Wherein, the modules/units integrated by the training device of the Malay recognition model can be stored in a computer readable storage medium if the modules/units are realized in the form of software functional units and sold or used as independent products. Based on such understanding, all or part of the flow of the method according to the embodiments of the present invention may also be implemented by a computer program, which may be stored in a computer-readable storage medium, and when the computer program is executed by a processor, the steps of the method embodiments may be implemented. Wherein the computer program comprises computer program code, which may be in the form of source code, object code, an executable file or some intermediate form, etc. The computer-readable medium may include: any entity or device capable of carrying the computer program code, recording medium, usb disk, removable hard disk, magnetic disk, optical disk, computer Memory, Read-only Memory (ROM), Random Access Memory (RAM), electrical carrier wave signals, telecommunications signals, software distribution medium, etc.

It should be noted that the above-described device embodiments are merely illustrative, where the units described as separate parts may or may not be physically separate, and the parts displayed as units may or may not be physical units, may be located in one place, or may be distributed on multiple network units. Some or all of the modules may be selected according to actual needs to achieve the purpose of the solution of the present embodiment. In addition, in the drawings of the embodiment of the apparatus provided by the present invention, the connection relationship between the modules indicates that there is a communication connection between them, and may be specifically implemented as one or more communication buses or signal lines.
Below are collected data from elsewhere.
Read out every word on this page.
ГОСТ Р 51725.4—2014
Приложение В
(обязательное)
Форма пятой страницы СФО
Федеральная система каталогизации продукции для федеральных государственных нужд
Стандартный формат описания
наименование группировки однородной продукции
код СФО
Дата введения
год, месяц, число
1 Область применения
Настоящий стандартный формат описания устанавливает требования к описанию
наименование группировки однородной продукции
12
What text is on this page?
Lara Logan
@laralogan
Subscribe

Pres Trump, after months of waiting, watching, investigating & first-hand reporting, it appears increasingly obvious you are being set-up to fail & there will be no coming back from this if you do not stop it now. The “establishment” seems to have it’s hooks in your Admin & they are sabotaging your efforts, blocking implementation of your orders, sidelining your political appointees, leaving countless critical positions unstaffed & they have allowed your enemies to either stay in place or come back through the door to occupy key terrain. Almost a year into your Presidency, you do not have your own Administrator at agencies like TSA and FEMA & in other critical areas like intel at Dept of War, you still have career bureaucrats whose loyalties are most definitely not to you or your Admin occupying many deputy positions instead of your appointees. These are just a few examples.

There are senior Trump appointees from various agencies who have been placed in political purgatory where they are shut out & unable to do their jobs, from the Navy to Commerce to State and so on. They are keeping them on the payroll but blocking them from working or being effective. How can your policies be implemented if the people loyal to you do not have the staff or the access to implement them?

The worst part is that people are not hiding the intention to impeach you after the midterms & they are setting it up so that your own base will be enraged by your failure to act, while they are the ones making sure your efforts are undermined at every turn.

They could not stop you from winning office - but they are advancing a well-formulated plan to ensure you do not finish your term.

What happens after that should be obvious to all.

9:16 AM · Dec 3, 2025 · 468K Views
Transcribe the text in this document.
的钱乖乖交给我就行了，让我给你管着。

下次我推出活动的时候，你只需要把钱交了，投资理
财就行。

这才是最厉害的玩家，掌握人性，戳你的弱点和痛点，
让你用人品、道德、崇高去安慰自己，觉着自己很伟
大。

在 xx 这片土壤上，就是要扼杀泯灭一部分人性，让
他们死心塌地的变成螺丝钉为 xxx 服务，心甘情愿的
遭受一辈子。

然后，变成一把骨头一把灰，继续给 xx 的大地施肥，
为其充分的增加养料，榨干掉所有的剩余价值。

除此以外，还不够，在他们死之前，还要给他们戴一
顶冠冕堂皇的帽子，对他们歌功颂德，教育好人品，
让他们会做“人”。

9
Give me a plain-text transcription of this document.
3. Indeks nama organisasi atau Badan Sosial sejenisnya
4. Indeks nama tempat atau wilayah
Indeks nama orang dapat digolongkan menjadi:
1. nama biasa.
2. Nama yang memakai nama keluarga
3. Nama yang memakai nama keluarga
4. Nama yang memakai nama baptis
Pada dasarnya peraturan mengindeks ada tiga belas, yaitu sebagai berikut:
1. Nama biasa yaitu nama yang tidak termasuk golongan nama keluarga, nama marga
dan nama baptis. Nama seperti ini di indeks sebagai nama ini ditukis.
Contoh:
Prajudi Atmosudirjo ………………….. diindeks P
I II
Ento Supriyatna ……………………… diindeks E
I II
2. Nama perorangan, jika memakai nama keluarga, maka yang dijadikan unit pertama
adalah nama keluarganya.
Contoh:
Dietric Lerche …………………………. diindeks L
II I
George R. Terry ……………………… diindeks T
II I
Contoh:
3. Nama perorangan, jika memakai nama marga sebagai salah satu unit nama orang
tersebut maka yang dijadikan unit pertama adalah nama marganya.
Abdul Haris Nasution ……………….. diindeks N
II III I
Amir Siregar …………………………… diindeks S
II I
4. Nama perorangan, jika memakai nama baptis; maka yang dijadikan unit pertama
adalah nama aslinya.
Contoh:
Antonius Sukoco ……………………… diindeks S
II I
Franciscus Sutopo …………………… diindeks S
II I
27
One of ordinary skill in the art can understand and implement it without inventive effort.

While the foregoing is directed to the preferred embodiment of the present invention, it will be understood by those skilled in the art that various changes and modifications may be made without departing from the spirit and scope of the invention.

Claims

1. A training method of a Malay recognition model is characterized by comprising the following steps:

coding the semantic information according to a preset Bi-LSTM model;

2. The method for training a maleic language identification model according to claim 1, wherein the obtaining semantic information corresponding to the maleic sentence to be trained according to a preset maleic language information extraction model specifically comprises:

3. The method for training a maleic language identification model according to claim 1, wherein said encoding the semantic information according to a preset Bi-LSTM model specifically comprises:

4. The method for training a maleic language identification model according to claim 1, wherein the step of inputting the encoded semantic information to a part-of-speech tagging task module and a named entity identification task module for training respectively to obtain the trained maleic language identification model specifically comprises the steps of:

respectively inputting the coded semantic information to a Multi-head Self-orientation layer of the part-of-speech tagging task module, and then inputting the semantic information to a corresponding loss function for calculation to obtain a first loss value;

5. A method for identifying Malay, comprising:

6. A training device for a Malay recognition model is characterized by comprising:

7. A device for identifying malay, comprising:

8. A training device for a Malay recognition model, comprising a processor, a memory and a computer program stored in the memory and configured to be executed by the processor, the processor implementing the training method for the Malay recognition model according to any one of claims 1 to 4 when executing the computer program.

9. A computer-readable storage medium, comprising a stored computer program, wherein the computer program, when executed, controls an apparatus in which the computer-readable storage medium is located to perform the training method for a maleic language identification model according to any one of claims 1 to 4.